The Oil Drum | From SEMP to SEMS: Industry’s Response to the Deepwater Horizon / Macondo disaster
There are TODsters who know about the mechanical side of ops, such as BOP design, then I’ll ever know. Ditto for cement specs and their testing procedures. But I do understand the basic method for preventing a well from blowing out. This may sound stupidly simple to many and they may think I’m leaving something out. I’m not.
Reservoirs, regardless of where they are and at what depth, exist at a certain pressure. The column of fluid in the well bore, whether cased or open hole, has to exert a pressure greater than the reservoir pressure. Basic and undeniable physics: fluid will flow from high pressure to low pressure. It didn’t matter if Halliburton had pumped the best/worst cement on the planet.
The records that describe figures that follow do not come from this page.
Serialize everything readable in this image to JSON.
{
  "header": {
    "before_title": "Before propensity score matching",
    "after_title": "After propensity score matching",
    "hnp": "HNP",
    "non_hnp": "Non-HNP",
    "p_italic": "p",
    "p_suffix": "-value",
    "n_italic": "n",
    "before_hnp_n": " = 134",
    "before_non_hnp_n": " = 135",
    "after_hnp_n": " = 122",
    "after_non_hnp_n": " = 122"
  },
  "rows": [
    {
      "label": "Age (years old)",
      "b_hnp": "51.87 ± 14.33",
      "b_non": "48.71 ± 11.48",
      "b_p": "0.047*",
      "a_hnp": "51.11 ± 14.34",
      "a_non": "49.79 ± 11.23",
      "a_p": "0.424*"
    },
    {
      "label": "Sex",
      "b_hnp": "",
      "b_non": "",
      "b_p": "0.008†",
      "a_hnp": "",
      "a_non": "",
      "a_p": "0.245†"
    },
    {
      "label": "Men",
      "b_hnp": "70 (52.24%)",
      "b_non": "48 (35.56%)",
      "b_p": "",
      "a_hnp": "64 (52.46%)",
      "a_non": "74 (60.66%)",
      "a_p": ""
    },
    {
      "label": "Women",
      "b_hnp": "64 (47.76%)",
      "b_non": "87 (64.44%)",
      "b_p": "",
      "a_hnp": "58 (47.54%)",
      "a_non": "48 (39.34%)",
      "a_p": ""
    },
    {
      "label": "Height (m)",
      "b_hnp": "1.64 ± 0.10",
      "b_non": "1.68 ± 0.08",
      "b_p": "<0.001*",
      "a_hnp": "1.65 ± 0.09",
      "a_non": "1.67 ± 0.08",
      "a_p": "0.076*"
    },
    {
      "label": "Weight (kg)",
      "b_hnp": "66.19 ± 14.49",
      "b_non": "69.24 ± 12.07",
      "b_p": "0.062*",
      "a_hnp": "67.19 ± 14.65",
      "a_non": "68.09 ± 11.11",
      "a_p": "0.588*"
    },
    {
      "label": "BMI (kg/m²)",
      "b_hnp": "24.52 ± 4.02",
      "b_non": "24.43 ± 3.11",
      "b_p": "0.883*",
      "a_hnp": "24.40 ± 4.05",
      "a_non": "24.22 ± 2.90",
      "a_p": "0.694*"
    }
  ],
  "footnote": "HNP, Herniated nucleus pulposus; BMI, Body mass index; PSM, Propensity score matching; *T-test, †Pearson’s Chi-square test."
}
It didn’t matter if BP had the best/worst cmt testing procedures in the industry. It wouldn’t even matter if BP had pumped no cmt at all. It would not have mattered if BP had the best designed BOP one can imagine or none at all. If BP had left a mud column in the well of sufficient weight to prevent the reservoir from flowing the blowout would not have happened.
Last week I began completing a well I drilled and cased a month ago. Cement was pumped and the drilling rig moved off. I didn’t run a cmt bond log or test neither the cement nor any of the potential annular failures before doing so. There was no need to: I left the mud in the casing that I drilled the reservoir with…the mud weight that prevented the reservoir from blowing out in the first place. I could have left the well with no casing, no cement, no BOP, etc. etc, etc for a 100 years and it would not have blown out.
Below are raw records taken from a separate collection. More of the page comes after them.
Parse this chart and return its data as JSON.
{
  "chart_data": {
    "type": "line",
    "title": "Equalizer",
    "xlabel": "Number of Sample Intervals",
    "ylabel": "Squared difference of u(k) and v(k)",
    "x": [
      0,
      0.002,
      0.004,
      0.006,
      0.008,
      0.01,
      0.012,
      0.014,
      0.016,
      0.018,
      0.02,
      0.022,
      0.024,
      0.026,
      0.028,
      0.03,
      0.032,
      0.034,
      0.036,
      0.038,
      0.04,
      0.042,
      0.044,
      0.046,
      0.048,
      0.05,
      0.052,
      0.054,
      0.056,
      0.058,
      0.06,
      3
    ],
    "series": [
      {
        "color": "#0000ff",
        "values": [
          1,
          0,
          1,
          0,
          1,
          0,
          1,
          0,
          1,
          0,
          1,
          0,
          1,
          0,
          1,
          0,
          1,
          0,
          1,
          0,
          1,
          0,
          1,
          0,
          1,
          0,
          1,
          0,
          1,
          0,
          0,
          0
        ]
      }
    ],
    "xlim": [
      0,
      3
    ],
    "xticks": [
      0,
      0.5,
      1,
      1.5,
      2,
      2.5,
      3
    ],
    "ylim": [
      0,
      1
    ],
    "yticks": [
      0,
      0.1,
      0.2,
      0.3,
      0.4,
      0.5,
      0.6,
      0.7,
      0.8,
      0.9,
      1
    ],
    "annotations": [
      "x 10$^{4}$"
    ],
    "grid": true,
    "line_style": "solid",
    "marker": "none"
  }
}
With the more expensive drilling rig gone I move in a small completion rig. The cement has now had weeks to cure unlike the mere hours the Macondo cmt had. Not only do I run a cmt bond log I test all the cement (in the annulus as well as the bottom cmt plug) to a level exceeding the reservoir pressure. I install a BOP that exceeds the reservoir pressure and actually pressure up on it to make sure it holds that pressure. Then, and only then, do I displace the heavier drilling mud with a lighter weight completion fluid. Then I shoot holes in the casing through the reservoir and since its pressure is now greater than the back pressure exerted by the completion fluid the well begins to flow.
That, boys and girls, is how I’ve completed every well in the last 36 years. Not once have I ever seen an operator temporarily abandon a well without leaving a sufficient mud weight in the hole to prevent a blow out. And that includes offshore wells. I haven’t focused on the offshore for a while, especially Deep Water. I was shocked to discover that the feds allowed this procedure on the Macondo well. I can understand why BP did it. There are no cheap DW completion rigs: they use the same very expensive rig used to drill the well. BP wanted to leave the Macondo well ready to perforate and flow before they moved the rig off location. And that’s exactly what happened…the well flowed. Just a little sooner than they had planned.
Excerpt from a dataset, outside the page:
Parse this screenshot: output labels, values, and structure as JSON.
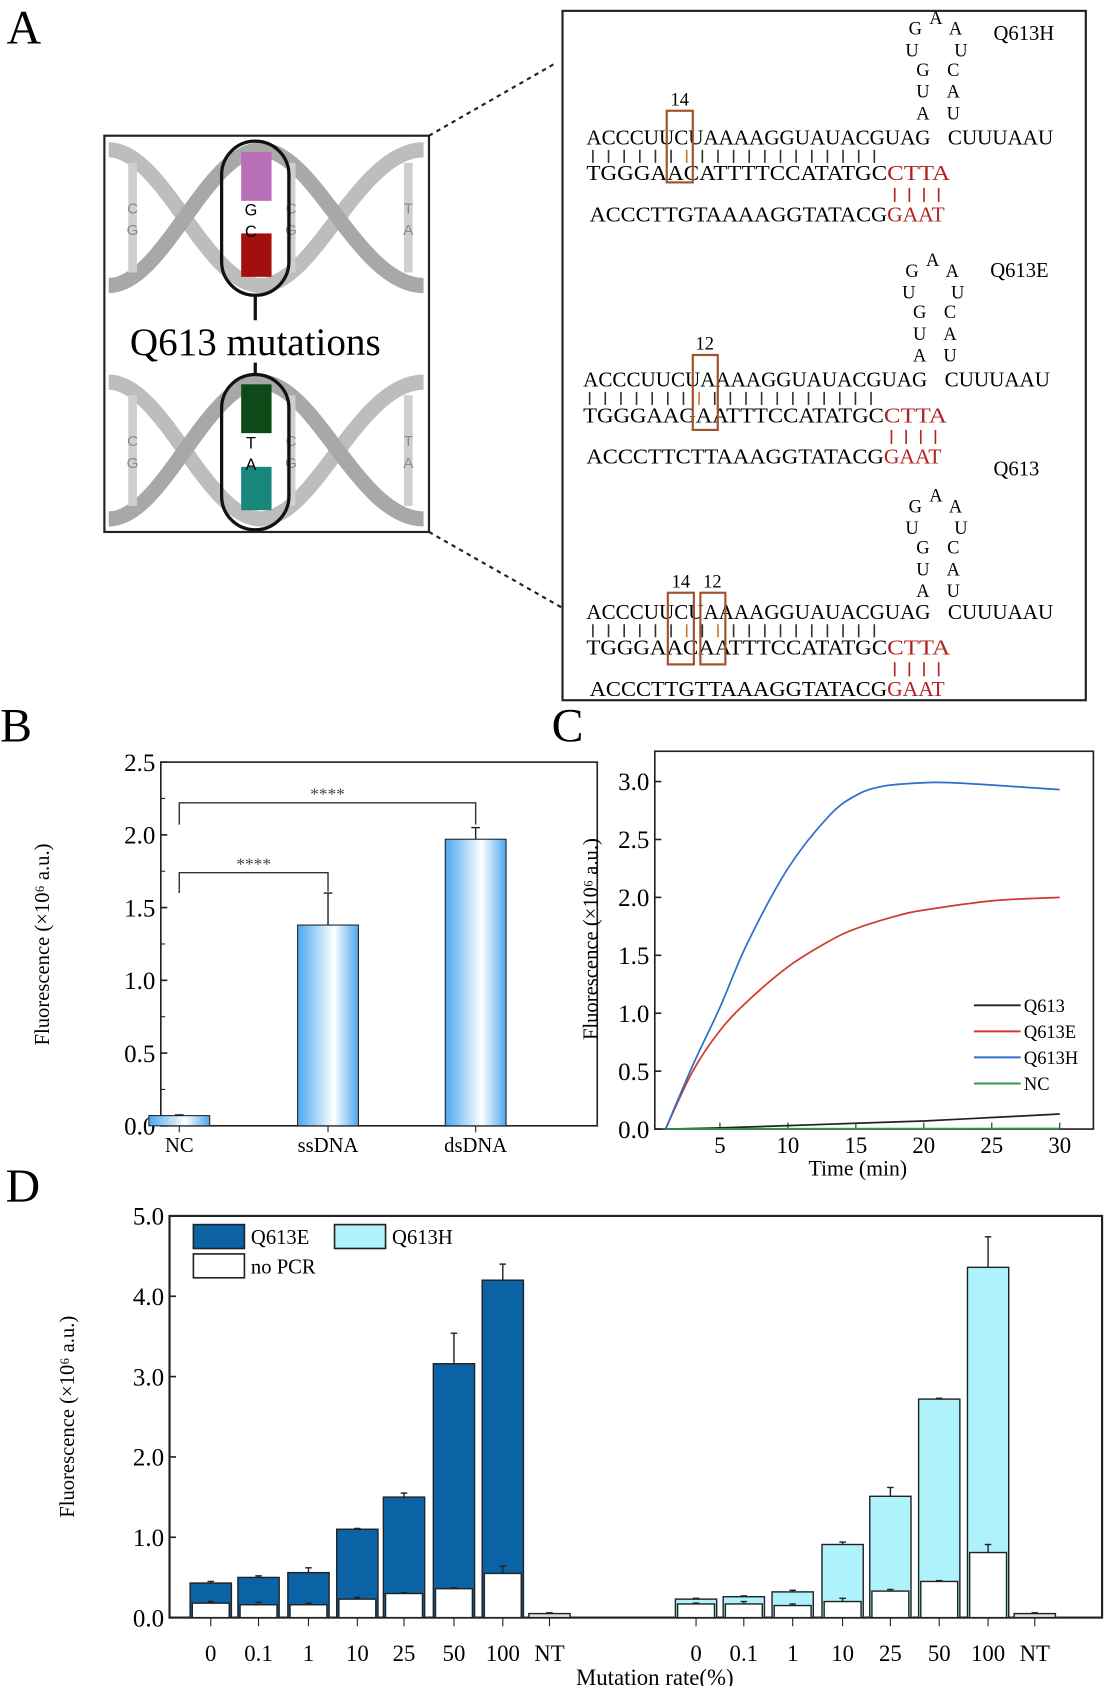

Folks can discuss all the things that went wrong in the process: bad cmt, bad testing procedures, management pressure, malfunctioning BOP, drilling hands not monitoring the well properly, etc. But it doesn’t change the fact that had BP left the heavier mud in the hole or had placed packers in the hole isolating the reservoir from the surface before displacing with a lighter fluid the well would not have blown out. Never.
So how do you prevent another Macondo well from blowing out? Just as the doctor said when you told him it hurts when you do this: “Don’t do that”. LOL. There could be a blow out develop during the original drilling phase. That’s a different scenario we can discuss later. But a Macondo type failure need never happen again: just take 15 minutes to rewrite the regs regarding how a well is left temporarily abandoned.